I still haven't encountered an environment where PRs aren't either essentially a rubber-stamping because an external audit said they needed to do code reviews, or the death-by-a-thousand-cuts as described in the article.
I'm sure they exist in the working world, but 5 years in across 4 different companies I've yet to encounter it (beyond what I've tried to provide to others in my code reviews on their PRs).
There are two ways I've found success where I've come into a team with these issues:
1. Differentiate critical comments vs opinions/nice to haves. Not every comment needs to be resolved as part of that specific PR, they can be addressed in a follow up after it is merged in a disciplined team.
2. Be okay with reviewers contributing to the PR themselves. Some developers just get too caught up on 'ownership' of code that makes it in, when the team is responsible for it in the end(when you have a blameless/improvement focused culture at least). I don't need the original branch owner to fix a typo or nitpicks when it will take me less time to fix it. I haven't found any code suggestion features that are amazing for this, so sometimes you'll end up with back/forth disagreement and have to rebase a commit out, but most of the time it's fine and overall improves velocity. Basically turning the PR into async pair programming.
Fair. I guess I've found that in my encounters, personally doing everything proper for other's code reviews hasn't inspired change in the other developers to reciprocate.
i.e. I haven't walked into an environment with a lacking PR culture and managed to effect a cultural change (yet). Maybe seniority is a prerequisite?
It’s big, particularly the second point. I fix typos and obvious mistakes while reading the code and I leave „feel free to punt” on any comment which shouldn’t block release.
Still, bikeshedding occurs but to a lesser degree and over more substantial issues, like overall module design.
First, part of the benefit of peer review is that two people have seen the code and have familiarity. Even if it's rubber stamping, if someone has actually looked at it, LGTM might be enough.
Second, even if PR only catches something 10% of the time, it catches the most obvious bugs.
When I was an - intern 30 years ago - the senior developer working with me had to decide if my code was worth a "formal review" or if just putting it in code review was enough. We went to code review, but as part of this I did hear about a process where code reviews are useful that apparently the company did use for important/difficult code.
In a formal review you print off the code, then put 5-10 other developers in a meeting room to look at it together (no computers in this room, though sometimes you would go back and print off some more code for context). You could do about 10 lines of code per hour this way, and the developers burned our after at most 2 hours per day, so this takes a very long time. However reports were this resulted in the most useful reviews/fixes to the code.
I've never seen the above done in practice, just heard about it. Someday I'd like to see it, but I doubt I ever will.
That sounds like a Fagan review. I haven't been involved with one either, but I think some of the forces that drove people to do them have been weakened.

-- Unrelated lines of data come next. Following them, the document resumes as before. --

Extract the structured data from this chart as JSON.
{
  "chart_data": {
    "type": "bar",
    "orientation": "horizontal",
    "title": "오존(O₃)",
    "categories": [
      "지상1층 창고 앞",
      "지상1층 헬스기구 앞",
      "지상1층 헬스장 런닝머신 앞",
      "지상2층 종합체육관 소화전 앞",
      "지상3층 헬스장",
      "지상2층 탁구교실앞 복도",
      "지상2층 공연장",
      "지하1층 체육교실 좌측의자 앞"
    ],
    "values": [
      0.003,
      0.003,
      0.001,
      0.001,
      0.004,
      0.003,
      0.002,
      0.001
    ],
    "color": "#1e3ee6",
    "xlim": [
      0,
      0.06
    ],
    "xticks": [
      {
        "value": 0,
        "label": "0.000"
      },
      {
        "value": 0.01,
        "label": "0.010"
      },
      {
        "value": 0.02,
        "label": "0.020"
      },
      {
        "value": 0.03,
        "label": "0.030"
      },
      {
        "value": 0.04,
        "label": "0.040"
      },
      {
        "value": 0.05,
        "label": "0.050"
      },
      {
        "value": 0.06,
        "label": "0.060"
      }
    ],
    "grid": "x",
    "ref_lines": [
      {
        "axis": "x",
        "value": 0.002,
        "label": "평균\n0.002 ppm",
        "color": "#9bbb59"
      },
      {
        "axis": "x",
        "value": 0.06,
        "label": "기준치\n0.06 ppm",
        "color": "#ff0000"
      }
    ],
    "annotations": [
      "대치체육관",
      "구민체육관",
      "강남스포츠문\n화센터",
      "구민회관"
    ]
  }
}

When you are shipping code that you won't be able to update easily (i.e. cheaply), you try to remove as many defects as early in the process as possible. CI/CD and web delivery seem like they would blunt the motivation to go through a Fagan review for most software developed these days.

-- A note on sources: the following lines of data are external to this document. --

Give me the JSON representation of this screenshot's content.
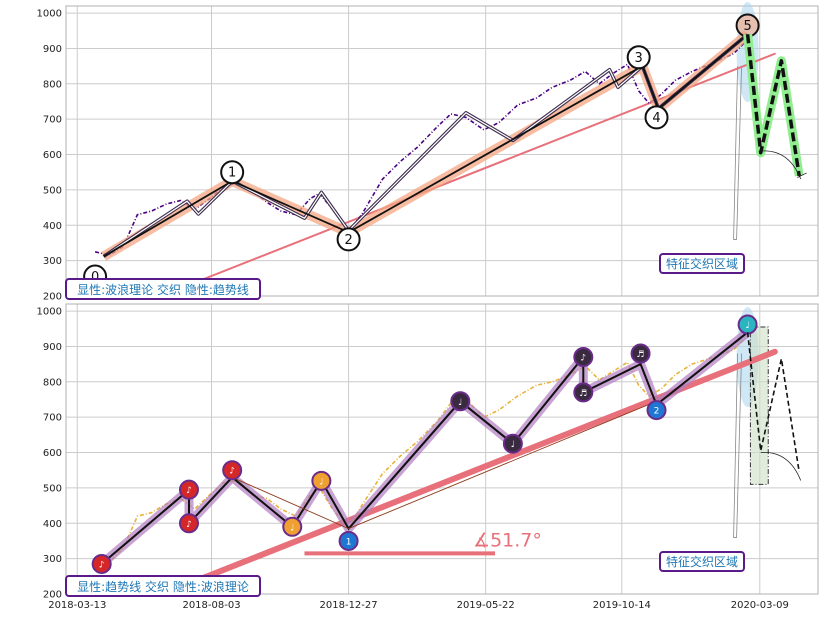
{
  "chart_data": [
    {
      "type": "line",
      "panel": "top",
      "ylim": [
        200,
        1020
      ],
      "y_ticks": [
        200,
        300,
        400,
        500,
        600,
        700,
        800,
        900,
        1000
      ],
      "x_range": [
        "2018-03-01",
        "2020-05-10"
      ],
      "grid": true,
      "price_series": {
        "color": "#4b0082",
        "style": "dash-dot",
        "points": [
          [
            "2018-04-01",
            325
          ],
          [
            "2018-04-16",
            315
          ],
          [
            "2018-05-01",
            340
          ],
          [
            "2018-05-16",
            430
          ],
          [
            "2018-05-31",
            440
          ],
          [
            "2018-06-16",
            460
          ],
          [
            "2018-07-01",
            470
          ],
          [
            "2018-07-16",
            445
          ],
          [
            "2018-08-01",
            475
          ],
          [
            "2018-08-16",
            510
          ],
          [
            "2018-09-01",
            520
          ],
          [
            "2018-09-16",
            495
          ],
          [
            "2018-10-01",
            465
          ],
          [
            "2018-10-16",
            440
          ],
          [
            "2018-11-01",
            430
          ],
          [
            "2018-11-16",
            475
          ],
          [
            "2018-11-26",
            490
          ],
          [
            "2018-12-10",
            445
          ],
          [
            "2018-12-27",
            385
          ],
          [
            "2019-01-10",
            430
          ],
          [
            "2019-02-01",
            530
          ],
          [
            "2019-02-20",
            580
          ],
          [
            "2019-03-10",
            620
          ],
          [
            "2019-04-01",
            680
          ],
          [
            "2019-04-15",
            715
          ],
          [
            "2019-05-01",
            705
          ],
          [
            "2019-05-20",
            670
          ],
          [
            "2019-06-05",
            690
          ],
          [
            "2019-06-25",
            740
          ],
          [
            "2019-07-15",
            760
          ],
          [
            "2019-08-01",
            790
          ],
          [
            "2019-08-20",
            810
          ],
          [
            "2019-09-05",
            835
          ],
          [
            "2019-09-20",
            800
          ],
          [
            "2019-10-05",
            830
          ],
          [
            "2019-10-20",
            855
          ],
          [
            "2019-11-01",
            780
          ],
          [
            "2019-11-12",
            745
          ],
          [
            "2019-11-25",
            770
          ],
          [
            "2019-12-10",
            810
          ],
          [
            "2019-12-28",
            835
          ],
          [
            "2020-01-20",
            860
          ],
          [
            "2020-02-10",
            885
          ],
          [
            "2020-02-25",
            925
          ]
        ]
      },
      "wave_points": [
        {
          "label": "0",
          "date": "2018-04-01",
          "value": 255
        },
        {
          "label": "1",
          "date": "2018-08-25",
          "value": 550
        },
        {
          "label": "2",
          "date": "2018-12-27",
          "value": 360
        },
        {
          "label": "3",
          "date": "2019-11-01",
          "value": 875
        },
        {
          "label": "4",
          "date": "2019-11-20",
          "value": 705
        },
        {
          "label": "5",
          "date": "2020-02-25",
          "value": 965
        }
      ],
      "wave_line": [
        [
          "2018-04-10",
          312
        ],
        [
          "2018-08-25",
          525
        ],
        [
          "2018-12-27",
          380
        ],
        [
          "2019-11-05",
          850
        ],
        [
          "2019-11-22",
          730
        ],
        [
          "2020-02-25",
          940
        ]
      ],
      "zigzag_line": [
        [
          "2018-04-10",
          312
        ],
        [
          "2018-07-08",
          468
        ],
        [
          "2018-07-20",
          432
        ],
        [
          "2018-08-25",
          525
        ],
        [
          "2018-11-10",
          420
        ],
        [
          "2018-11-28",
          493
        ],
        [
          "2018-12-27",
          385
        ],
        [
          "2019-05-01",
          718
        ],
        [
          "2019-06-20",
          640
        ],
        [
          "2019-10-01",
          840
        ],
        [
          "2019-10-10",
          790
        ],
        [
          "2019-11-05",
          850
        ],
        [
          "2019-11-22",
          730
        ],
        [
          "2020-02-25",
          940
        ]
      ],
      "trend_line": [
        [
          "2018-06-10",
          200
        ],
        [
          "2020-03-25",
          885
        ]
      ],
      "projection": [
        [
          "2020-02-25",
          940
        ],
        [
          "2020-03-10",
          605
        ],
        [
          "2020-04-01",
          865
        ],
        [
          "2020-04-20",
          540
        ]
      ],
      "label_text": "显性:波浪理论 交织 隐性:趋势线",
      "zone_label": "特征交织区域"
    },
    {
      "type": "line",
      "panel": "bottom",
      "ylim": [
        200,
        1020
      ],
      "y_ticks": [
        200,
        300,
        400,
        500,
        600,
        700,
        800,
        900,
        1000
      ],
      "x_range": [
        "2018-03-01",
        "2020-05-10"
      ],
      "x_ticks": [
        "2018-03-13",
        "2018-08-03",
        "2018-12-27",
        "2019-05-22",
        "2019-10-14",
        "2020-03-09"
      ],
      "grid": true,
      "price_series": {
        "color": "#e8b33a",
        "style": "dash-dot",
        "points": [
          [
            "2018-04-01",
            300
          ],
          [
            "2018-04-16",
            290
          ],
          [
            "2018-05-01",
            330
          ],
          [
            "2018-05-16",
            420
          ],
          [
            "2018-05-31",
            430
          ],
          [
            "2018-06-16",
            455
          ],
          [
            "2018-07-01",
            470
          ],
          [
            "2018-07-16",
            440
          ],
          [
            "2018-08-01",
            480
          ],
          [
            "2018-08-16",
            515
          ],
          [
            "2018-09-01",
            520
          ],
          [
            "2018-09-16",
            480
          ],
          [
            "2018-10-01",
            470
          ],
          [
            "2018-10-16",
            440
          ],
          [
            "2018-11-01",
            420
          ],
          [
            "2018-11-16",
            480
          ],
          [
            "2018-11-26",
            500
          ],
          [
            "2018-12-10",
            440
          ],
          [
            "2018-12-27",
            385
          ],
          [
            "2019-01-10",
            450
          ],
          [
            "2019-02-01",
            540
          ],
          [
            "2019-02-20",
            590
          ],
          [
            "2019-03-10",
            630
          ],
          [
            "2019-04-01",
            690
          ],
          [
            "2019-04-15",
            740
          ],
          [
            "2019-05-01",
            750
          ],
          [
            "2019-05-20",
            700
          ],
          [
            "2019-06-05",
            720
          ],
          [
            "2019-06-25",
            760
          ],
          [
            "2019-07-15",
            790
          ],
          [
            "2019-08-01",
            800
          ],
          [
            "2019-08-20",
            820
          ],
          [
            "2019-09-05",
            845
          ],
          [
            "2019-09-20",
            805
          ],
          [
            "2019-10-05",
            830
          ],
          [
            "2019-10-20",
            855
          ],
          [
            "2019-11-01",
            790
          ],
          [
            "2019-11-12",
            760
          ],
          [
            "2019-11-25",
            780
          ],
          [
            "2019-12-10",
            820
          ],
          [
            "2019-12-28",
            850
          ],
          [
            "2020-01-20",
            870
          ],
          [
            "2020-02-10",
            890
          ],
          [
            "2020-02-25",
            930
          ]
        ]
      },
      "markers": [
        {
          "date": "2018-04-08",
          "value": 285,
          "color": "#d62728"
        },
        {
          "date": "2018-07-10",
          "value": 495,
          "color": "#d62728"
        },
        {
          "date": "2018-07-10",
          "value": 400,
          "color": "#d62728"
        },
        {
          "date": "2018-08-25",
          "value": 550,
          "color": "#d62728"
        },
        {
          "date": "2018-10-28",
          "value": 390,
          "color": "#f0a030"
        },
        {
          "date": "2018-11-28",
          "value": 520,
          "color": "#f0a030"
        },
        {
          "date": "2018-12-27",
          "value": 350,
          "color": "#1f77d4"
        },
        {
          "date": "2019-04-25",
          "value": 745,
          "color": "#3a2a40"
        },
        {
          "date": "2019-06-20",
          "value": 625,
          "color": "#3a2a40"
        },
        {
          "date": "2019-09-03",
          "value": 870,
          "color": "#3a2a40"
        },
        {
          "date": "2019-09-03",
          "value": 770,
          "color": "#3a2a40"
        },
        {
          "date": "2019-11-03",
          "value": 880,
          "color": "#3a2a40"
        },
        {
          "date": "2019-11-20",
          "value": 720,
          "color": "#1f77d4"
        },
        {
          "date": "2020-02-25",
          "value": 962,
          "color": "#2ab5c0"
        }
      ],
      "marker_labels": [
        "♪",
        "♪",
        "♪",
        "♪",
        "♩",
        "♩",
        "1",
        "♩",
        "♩",
        "♪",
        "♬",
        "♬",
        "2",
        "♩"
      ],
      "marker_line": [
        [
          "2018-04-08",
          285
        ],
        [
          "2018-07-10",
          495
        ],
        [
          "2018-07-10",
          400
        ],
        [
          "2018-08-25",
          530
        ],
        [
          "2018-10-28",
          390
        ],
        [
          "2018-11-28",
          520
        ],
        [
          "2018-12-27",
          385
        ],
        [
          "2019-04-25",
          745
        ],
        [
          "2019-06-20",
          625
        ],
        [
          "2019-09-03",
          870
        ],
        [
          "2019-09-03",
          770
        ],
        [
          "2019-11-03",
          850
        ],
        [
          "2019-11-20",
          735
        ],
        [
          "2020-02-25",
          940
        ]
      ],
      "thin_lines": [
        [
          [
            "2018-08-25",
            530
          ],
          [
            "2018-12-27",
            385
          ]
        ],
        [
          [
            "2018-12-27",
            385
          ],
          [
            "2019-11-20",
            745
          ]
        ]
      ],
      "trend_line": [
        [
          "2018-07-01",
          220
        ],
        [
          "2020-03-25",
          885
        ]
      ],
      "angle_base": [
        [
          "2018-11-10",
          315
        ],
        [
          "2019-06-01",
          315
        ]
      ],
      "angle_label": "∡51.7°",
      "projection": [
        [
          "2020-02-25",
          940
        ],
        [
          "2020-03-10",
          605
        ],
        [
          "2020-04-01",
          865
        ],
        [
          "2020-04-20",
          545
        ]
      ],
      "label_text": "显性:趋势线 交织 隐性:波浪理论",
      "zone_label": "特征交织区域"
    }
  ]
}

I would imagine that some form of this still happens in safety-critical systems (or more likely the state of the art has advanced from this).
Every now and then I can provide good feedback when I pull down the branch in question, test it locally, and try to think of a way to break it. Rarely do I have that kind of time.
A code review is not about testing the functionality or finding bugs. It is about sanity checking the design (although in a welk performing team the design should never come as a surprise), complexity, readability, and test coverage.
You can think of code reviews as an opportunity for knowledge transfer.
... and it has the added benefit that the person it's directed to will actually read your feedback since it would be directly related to work they're doing.
I'm sure they exist in the working world, but 5 years in across 4 different companies I've yet to encounter it (beyond what I've tried to provide to others in my code reviews on their PRs).